Правда, признаюсь, меня пленили великодушием вовсе не исповеди его и не поклоненье «ангелу».
— А когда она умерла? — спросила я, снова окидывая взглядом портрет Жюстин Мари.
— Двадцать лет назад. Она была немного старше мосье Эманюеля, ему ведь совсем недавно минуло сорок.
— И он все еще ее оплакивает?
— Сердце его будет вечно горевать по ней. Главное в натуре Эманюеля постоянство.
Он проговорил это, нажимая на каждый слог.

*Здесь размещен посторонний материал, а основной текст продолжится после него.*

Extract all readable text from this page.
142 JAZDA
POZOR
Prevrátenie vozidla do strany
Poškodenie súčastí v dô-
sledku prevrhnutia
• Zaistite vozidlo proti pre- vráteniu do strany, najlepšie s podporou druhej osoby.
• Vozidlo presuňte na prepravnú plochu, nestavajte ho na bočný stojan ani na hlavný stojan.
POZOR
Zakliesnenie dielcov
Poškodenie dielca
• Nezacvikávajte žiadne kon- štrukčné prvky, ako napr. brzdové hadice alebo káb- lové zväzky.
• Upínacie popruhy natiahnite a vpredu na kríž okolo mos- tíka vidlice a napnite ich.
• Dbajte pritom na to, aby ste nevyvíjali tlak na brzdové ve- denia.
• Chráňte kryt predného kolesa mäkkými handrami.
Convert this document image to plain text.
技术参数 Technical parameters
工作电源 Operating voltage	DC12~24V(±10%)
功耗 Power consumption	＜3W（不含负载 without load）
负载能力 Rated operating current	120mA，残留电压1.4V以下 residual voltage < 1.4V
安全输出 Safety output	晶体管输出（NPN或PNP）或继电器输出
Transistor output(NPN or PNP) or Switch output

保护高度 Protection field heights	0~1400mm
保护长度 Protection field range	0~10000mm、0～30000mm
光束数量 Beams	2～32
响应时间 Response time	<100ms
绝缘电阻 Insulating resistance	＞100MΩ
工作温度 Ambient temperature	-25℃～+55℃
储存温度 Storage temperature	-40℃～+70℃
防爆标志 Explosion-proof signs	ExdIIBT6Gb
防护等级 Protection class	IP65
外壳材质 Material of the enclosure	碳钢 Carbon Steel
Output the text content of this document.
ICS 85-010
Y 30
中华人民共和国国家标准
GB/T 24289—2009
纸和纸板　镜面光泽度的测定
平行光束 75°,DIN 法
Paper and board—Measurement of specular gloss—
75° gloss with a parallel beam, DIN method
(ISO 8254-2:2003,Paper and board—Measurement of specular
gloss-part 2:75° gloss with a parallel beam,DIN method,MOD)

Но вот сквозь облака прорвалось бледное, жидкое солнце; дождь еще лил, но гроза улеглась; проблистали последние молнии; день клонился к закату, и, чтобы поспеть домой засветло, мне не следовало более задерживаться, а потому я встала, поблагодарила святого отца за его гостеприимство и рассказ и получила в ответ «pax vobiscum»,[399] произнесенное, к моей радости, с истинным благоволением; зато последовавшая затем загадочная фраза куда менее мне понравилась.
— Дочь моя, вы будете тем, чем вам должно быть.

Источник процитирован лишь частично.